In alle gevallen moeten ook serum thyroglobuline auto-antilichamen (TgAb) worden gemeten, bij voorkeur met een methode die detectie van lage concentraties TgAb mogelijk maakt. Indien TgAb worden gedetecteerd, moet het laboratoriumrapport de opdrachtgever wijzen op de mogelijkheid van foute lage Tg-resultaten bij gebruik van een immunometrische assay. Als de ogenschijnlijke Tg-concentratie <1,0 ng/mL is, moet het monster met massaspectrometrie worden gemeten. Hierdoor kan Tg, in aanwezigheid van TgAb, tot op 0,2 ng/mL nauwkeurig worden opgespoord (risico van residuele/terugkerende ziekte <1%-3%).

Stalen van patiënten met Tg-concentraties >1,0 ng/mL behoeven wellicht geen Tg-meting met massaspectrometrie, omdat de huidige richtlijnen suggereren dat boven deze drempel verdere workup nodig zou kunnen zijn. De positief voorspellende waarde voor residuele/recidiverende ziekte is echter bescheiden wanneer het Tg net boven de drempelwaarde ligt (3%-25%) bij athyrotische patiënten. Boven 10 ng/mL is het risico van residuele/terugkerende ziekte ten minste 25%, terwijl veel studies een risico van 60% tot >90% laten zien. Bij geselecteerde patiënten kan het daarom ook nuttig zijn TgAb-positieve monsters met massaspectrometrie te testen, zelfs als de Tg-concentratie >1,0 ng/mL bedraagt, maar niet boven de drempel van 10 ng/mL. Deze overwegingen zijn zelfs nog relevanter bij patiënten met een bekend schildklierresidu van enkele grammen, die altijd serum Tg-concentraties van 1,0 tot 10ng/mL kunnen hebben, als gevolg van residuele Tg-secretie, ongeacht de aan- of afwezigheid van residuele/terugkerende kanker.

Het is vastgesteld dat de aanwezigheid van antithyroglobulinautoantilichamen (TgAb) in serum kan leiden tot onderschatting van de Tg-concentratie door immunometrische methoden. Wanneer TgAb’s aanwezig zijn in monsters met aantoonbaar Tg, kunnen de Tg-waarden bij immunoassays tot 60% worden onderschat.

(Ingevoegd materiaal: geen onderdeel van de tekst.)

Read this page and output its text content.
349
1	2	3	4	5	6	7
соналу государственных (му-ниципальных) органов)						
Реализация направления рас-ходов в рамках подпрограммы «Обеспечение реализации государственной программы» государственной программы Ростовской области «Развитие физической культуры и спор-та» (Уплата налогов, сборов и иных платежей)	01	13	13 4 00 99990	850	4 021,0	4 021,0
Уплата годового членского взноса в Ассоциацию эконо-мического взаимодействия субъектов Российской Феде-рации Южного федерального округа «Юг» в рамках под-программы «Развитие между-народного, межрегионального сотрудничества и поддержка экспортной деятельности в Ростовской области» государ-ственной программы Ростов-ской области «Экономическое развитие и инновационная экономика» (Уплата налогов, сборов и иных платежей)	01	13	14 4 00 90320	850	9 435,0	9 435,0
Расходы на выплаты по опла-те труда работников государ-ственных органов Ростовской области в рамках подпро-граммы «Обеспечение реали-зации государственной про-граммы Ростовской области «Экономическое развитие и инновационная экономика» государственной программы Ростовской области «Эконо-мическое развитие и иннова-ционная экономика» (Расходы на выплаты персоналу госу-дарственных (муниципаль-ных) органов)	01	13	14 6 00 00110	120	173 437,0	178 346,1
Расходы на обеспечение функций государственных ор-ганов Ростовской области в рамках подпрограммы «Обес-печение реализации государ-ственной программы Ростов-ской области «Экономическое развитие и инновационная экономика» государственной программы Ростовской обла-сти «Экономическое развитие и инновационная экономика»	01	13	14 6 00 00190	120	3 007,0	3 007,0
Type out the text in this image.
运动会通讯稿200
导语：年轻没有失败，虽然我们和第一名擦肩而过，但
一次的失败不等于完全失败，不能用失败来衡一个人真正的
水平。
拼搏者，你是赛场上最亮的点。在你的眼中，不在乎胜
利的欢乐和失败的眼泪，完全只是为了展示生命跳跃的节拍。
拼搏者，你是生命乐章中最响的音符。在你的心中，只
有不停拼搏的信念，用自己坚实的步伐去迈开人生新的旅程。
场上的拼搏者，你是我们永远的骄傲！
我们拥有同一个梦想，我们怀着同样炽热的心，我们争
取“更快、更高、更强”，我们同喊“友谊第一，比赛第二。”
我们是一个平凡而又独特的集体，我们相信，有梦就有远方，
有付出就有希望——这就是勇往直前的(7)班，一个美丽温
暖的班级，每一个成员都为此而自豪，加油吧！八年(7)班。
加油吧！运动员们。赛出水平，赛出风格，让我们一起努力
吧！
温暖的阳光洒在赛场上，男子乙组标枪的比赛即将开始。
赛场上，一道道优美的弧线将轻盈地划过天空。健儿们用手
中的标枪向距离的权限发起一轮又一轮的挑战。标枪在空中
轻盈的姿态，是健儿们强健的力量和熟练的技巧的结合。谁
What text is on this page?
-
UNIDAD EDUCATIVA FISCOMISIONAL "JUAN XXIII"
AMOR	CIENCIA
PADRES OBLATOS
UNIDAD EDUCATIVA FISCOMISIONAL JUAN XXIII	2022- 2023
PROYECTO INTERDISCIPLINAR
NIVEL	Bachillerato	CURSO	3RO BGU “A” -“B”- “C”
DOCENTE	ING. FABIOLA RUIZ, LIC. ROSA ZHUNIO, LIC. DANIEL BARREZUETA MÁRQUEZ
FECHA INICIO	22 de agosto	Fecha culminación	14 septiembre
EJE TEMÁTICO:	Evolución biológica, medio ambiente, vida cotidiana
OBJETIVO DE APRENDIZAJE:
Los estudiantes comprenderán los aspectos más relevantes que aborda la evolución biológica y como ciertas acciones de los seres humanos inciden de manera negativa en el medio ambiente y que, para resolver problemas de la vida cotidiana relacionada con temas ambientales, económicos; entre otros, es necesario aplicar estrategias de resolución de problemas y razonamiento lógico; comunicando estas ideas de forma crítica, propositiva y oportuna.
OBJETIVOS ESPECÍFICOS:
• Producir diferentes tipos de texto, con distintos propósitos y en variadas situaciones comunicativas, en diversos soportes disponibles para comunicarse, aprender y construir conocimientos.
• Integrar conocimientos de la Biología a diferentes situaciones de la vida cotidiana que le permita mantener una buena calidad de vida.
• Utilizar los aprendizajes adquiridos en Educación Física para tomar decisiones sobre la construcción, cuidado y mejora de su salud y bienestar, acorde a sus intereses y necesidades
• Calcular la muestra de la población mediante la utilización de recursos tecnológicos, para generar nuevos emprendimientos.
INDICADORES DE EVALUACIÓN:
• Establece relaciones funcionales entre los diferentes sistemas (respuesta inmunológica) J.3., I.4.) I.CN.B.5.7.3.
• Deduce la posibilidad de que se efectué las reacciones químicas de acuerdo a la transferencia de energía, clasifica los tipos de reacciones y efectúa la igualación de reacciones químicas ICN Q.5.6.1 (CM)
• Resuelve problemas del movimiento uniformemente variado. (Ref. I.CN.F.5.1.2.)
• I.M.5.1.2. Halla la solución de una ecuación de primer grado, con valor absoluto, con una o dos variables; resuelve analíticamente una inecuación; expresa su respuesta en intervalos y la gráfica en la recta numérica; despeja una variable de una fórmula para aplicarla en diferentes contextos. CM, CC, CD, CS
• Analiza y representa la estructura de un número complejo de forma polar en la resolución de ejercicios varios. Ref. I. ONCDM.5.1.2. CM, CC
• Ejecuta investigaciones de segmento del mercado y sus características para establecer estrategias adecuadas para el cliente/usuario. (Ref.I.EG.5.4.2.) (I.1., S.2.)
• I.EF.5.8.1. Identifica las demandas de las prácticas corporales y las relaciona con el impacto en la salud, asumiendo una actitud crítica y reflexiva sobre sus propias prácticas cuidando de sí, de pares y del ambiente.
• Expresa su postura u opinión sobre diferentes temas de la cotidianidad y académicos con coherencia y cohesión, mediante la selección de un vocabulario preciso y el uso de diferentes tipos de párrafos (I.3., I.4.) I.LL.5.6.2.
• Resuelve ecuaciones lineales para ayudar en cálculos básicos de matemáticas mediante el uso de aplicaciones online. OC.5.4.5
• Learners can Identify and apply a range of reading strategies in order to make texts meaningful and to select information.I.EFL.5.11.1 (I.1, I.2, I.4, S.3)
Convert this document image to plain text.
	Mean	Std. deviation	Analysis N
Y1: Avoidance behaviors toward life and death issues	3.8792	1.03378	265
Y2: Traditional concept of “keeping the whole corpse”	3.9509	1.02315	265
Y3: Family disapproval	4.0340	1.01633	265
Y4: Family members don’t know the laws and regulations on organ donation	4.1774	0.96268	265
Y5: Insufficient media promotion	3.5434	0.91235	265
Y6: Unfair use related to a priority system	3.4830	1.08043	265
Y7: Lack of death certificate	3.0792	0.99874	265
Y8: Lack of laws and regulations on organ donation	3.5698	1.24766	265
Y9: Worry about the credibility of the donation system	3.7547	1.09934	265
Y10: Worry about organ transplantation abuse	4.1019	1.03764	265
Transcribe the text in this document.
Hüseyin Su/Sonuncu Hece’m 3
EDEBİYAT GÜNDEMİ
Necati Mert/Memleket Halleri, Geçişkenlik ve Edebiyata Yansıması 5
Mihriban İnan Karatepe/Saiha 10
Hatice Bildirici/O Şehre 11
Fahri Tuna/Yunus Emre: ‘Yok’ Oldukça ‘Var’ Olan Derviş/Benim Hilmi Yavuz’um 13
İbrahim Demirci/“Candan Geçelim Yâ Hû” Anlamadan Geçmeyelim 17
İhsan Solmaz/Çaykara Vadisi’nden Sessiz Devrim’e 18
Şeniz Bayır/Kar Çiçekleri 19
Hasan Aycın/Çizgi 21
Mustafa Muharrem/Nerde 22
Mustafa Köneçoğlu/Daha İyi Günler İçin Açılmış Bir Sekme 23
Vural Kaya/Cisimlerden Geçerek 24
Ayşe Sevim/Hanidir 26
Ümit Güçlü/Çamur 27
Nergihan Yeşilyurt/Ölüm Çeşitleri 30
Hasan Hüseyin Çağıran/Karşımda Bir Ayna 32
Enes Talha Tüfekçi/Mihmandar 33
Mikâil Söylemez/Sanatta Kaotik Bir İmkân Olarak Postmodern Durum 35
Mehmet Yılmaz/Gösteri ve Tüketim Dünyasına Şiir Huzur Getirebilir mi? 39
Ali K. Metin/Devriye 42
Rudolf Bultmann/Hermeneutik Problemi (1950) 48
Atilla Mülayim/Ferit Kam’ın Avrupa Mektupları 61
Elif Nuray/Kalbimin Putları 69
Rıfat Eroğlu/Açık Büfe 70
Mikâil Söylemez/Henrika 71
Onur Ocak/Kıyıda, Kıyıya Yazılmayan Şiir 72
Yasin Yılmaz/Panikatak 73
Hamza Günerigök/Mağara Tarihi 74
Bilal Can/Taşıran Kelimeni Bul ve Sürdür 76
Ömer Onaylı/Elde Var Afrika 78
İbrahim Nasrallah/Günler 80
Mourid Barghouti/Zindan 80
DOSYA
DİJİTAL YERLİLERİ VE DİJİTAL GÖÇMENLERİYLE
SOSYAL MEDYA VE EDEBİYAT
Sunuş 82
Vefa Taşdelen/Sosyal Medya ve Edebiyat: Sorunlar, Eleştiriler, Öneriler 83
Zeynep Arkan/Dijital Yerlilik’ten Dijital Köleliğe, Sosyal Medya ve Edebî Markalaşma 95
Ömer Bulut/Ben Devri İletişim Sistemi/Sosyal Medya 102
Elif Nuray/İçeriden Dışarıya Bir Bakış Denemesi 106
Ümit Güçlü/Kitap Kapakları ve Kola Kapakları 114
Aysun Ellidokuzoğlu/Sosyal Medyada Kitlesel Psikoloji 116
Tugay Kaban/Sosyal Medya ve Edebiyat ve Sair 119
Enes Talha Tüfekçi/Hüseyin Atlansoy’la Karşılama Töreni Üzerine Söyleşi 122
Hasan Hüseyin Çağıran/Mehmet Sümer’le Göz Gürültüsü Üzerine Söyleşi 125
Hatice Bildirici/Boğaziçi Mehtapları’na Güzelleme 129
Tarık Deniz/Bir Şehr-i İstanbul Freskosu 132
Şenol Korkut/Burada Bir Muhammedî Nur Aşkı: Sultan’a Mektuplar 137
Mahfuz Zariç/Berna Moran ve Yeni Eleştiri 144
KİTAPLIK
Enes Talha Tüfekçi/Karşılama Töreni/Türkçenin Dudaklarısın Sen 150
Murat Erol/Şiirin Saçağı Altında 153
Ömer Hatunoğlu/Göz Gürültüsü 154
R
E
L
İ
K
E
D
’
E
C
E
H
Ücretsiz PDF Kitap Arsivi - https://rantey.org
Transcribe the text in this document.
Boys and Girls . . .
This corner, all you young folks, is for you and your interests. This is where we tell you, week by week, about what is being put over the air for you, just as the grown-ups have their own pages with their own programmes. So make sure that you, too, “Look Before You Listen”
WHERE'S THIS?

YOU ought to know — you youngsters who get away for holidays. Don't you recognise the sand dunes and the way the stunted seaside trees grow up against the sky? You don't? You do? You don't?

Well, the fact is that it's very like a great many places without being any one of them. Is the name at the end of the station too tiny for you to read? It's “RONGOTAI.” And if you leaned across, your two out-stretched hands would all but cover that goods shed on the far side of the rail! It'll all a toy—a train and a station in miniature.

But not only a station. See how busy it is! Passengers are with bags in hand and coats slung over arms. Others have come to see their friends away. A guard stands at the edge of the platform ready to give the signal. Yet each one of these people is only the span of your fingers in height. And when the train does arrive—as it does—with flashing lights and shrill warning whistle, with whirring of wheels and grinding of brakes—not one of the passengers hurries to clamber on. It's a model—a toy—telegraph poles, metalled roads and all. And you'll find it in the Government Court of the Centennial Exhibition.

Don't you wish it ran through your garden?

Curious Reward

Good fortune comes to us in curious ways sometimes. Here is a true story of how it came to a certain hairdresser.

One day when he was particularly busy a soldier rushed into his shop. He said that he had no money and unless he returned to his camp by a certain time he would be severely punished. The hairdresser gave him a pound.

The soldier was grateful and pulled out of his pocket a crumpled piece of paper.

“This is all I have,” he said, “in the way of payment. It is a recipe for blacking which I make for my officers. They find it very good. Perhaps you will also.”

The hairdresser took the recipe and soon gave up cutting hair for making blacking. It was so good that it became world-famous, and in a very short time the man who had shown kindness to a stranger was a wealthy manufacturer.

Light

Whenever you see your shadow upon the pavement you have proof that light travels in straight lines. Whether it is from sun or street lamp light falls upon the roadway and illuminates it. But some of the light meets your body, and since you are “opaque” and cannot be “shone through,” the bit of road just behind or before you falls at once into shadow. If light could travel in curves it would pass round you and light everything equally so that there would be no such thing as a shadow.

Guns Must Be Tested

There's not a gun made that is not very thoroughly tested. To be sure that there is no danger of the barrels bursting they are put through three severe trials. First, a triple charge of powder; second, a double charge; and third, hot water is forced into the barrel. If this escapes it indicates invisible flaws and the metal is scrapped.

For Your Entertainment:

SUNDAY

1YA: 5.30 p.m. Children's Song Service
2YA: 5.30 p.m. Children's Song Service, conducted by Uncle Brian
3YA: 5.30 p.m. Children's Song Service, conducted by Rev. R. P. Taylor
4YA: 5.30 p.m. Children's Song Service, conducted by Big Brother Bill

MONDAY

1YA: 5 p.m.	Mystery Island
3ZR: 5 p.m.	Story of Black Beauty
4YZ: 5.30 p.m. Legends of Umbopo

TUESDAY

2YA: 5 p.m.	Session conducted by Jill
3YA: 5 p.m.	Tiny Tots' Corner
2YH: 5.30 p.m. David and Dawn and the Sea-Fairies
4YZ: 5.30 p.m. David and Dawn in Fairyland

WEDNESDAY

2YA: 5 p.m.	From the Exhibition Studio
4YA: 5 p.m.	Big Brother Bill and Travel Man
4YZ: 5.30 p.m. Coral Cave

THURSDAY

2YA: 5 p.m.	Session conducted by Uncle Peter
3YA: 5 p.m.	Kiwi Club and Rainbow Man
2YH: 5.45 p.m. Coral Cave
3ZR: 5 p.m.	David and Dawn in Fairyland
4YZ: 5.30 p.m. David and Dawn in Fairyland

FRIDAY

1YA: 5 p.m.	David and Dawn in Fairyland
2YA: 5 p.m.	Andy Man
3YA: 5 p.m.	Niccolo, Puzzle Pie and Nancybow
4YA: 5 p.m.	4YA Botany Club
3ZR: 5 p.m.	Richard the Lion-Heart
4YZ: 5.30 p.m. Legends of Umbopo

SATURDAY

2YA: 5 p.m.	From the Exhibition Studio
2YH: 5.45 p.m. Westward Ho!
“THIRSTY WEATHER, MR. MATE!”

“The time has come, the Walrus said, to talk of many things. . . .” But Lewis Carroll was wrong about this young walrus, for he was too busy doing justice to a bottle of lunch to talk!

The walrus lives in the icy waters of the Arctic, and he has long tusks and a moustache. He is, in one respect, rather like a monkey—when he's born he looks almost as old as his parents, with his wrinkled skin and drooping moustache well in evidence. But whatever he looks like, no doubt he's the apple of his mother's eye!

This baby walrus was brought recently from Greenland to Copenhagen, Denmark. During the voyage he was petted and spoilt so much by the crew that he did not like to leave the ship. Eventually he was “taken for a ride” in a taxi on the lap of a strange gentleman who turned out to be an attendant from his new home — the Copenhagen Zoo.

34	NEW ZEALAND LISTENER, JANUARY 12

Bovendien test ongeveer 20% van de monsters die TgAb bevatten en die negatief zijn voor Tg door immunoassay, positief door vloeistofchromatografie-tandem massaspectrometrie (LC-MS/MS). Daarom is meting van Tg door massspectrometrie de voorkeursmethode bij TgAb-positieve patiënten.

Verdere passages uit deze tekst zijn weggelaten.